We use autonomous x-ray scattering to probe the ordering of block copolymer blends on chemical templates. This autonomous method discovered a variety of new morphologies, including skew, ladder, and alternating motifs.

Abstract

The directed self-assembly (DSA) of block copolymers (BCPs) is a powerful approach to fabricate complex nanostructure arrays, but discovering new morphologies that emerge with changes in polymer architecture, composition, or assembly constraints remains daunting due to the increased dimensionality of the DSA design space. Here, we demonstrate machine-guided discovery of emergent morphologies from a cylinder/lamellae BCP blend directed by a chemical grating template, conducted without direct human intervention on a synchrotron X-ray scattering beamline.
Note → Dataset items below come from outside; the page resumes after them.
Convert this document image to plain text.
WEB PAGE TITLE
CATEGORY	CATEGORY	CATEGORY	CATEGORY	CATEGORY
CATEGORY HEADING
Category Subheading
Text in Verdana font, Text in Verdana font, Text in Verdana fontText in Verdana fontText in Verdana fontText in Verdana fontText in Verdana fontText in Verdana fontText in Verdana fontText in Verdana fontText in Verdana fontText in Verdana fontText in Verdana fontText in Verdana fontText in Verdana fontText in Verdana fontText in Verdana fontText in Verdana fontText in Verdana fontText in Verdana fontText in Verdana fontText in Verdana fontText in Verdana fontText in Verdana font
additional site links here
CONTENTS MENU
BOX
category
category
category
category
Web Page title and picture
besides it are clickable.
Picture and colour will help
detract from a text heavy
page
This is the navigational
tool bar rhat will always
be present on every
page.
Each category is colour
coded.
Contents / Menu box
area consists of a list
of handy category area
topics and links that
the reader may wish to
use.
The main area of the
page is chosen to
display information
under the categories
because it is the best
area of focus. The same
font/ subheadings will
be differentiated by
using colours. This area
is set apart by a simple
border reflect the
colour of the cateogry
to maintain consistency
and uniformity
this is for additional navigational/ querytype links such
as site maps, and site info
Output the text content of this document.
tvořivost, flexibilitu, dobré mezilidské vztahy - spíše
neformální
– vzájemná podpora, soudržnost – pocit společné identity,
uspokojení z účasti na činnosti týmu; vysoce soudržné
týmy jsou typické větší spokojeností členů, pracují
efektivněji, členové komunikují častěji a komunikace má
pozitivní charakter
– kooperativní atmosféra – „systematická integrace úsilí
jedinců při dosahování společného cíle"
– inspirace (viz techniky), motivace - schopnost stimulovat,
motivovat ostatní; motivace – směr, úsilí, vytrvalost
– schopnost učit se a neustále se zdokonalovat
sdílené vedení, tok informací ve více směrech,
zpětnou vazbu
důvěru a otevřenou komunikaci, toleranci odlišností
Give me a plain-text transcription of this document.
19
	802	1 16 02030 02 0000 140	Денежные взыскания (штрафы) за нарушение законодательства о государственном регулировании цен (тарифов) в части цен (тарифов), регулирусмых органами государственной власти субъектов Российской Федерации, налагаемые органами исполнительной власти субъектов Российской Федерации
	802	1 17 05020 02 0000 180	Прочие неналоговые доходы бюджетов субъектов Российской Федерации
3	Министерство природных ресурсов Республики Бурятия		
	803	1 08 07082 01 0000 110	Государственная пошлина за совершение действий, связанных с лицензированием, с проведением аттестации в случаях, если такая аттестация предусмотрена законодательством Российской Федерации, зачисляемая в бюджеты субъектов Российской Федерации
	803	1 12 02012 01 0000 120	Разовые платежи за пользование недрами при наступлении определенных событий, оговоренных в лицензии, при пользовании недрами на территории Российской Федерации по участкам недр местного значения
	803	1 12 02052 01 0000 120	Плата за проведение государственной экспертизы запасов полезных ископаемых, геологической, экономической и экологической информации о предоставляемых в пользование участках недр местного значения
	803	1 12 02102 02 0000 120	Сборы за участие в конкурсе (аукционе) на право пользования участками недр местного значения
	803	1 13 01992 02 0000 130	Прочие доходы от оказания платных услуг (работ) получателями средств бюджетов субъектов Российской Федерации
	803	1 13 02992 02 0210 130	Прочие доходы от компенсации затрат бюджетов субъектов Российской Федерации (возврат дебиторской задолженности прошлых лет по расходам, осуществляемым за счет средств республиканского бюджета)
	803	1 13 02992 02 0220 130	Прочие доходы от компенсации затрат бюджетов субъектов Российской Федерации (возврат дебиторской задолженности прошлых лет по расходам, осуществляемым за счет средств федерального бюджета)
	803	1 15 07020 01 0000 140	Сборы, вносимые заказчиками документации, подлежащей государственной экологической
This approach maps the morphology-template phase space in a fraction of the time required by manual characterization and highlights regions deserving more detailed investigation. These studies reveal localized, template-directed partitioning of coexisting lamella- and cylinder-like subdomains at the template period length scale, manifesting as new morphologies such as aligned alternating subdomains, bilayers, or a novel “ladder” morphology. This work underscores the pivotal role autonomous characterization can play in advancing the paradigm of DSA.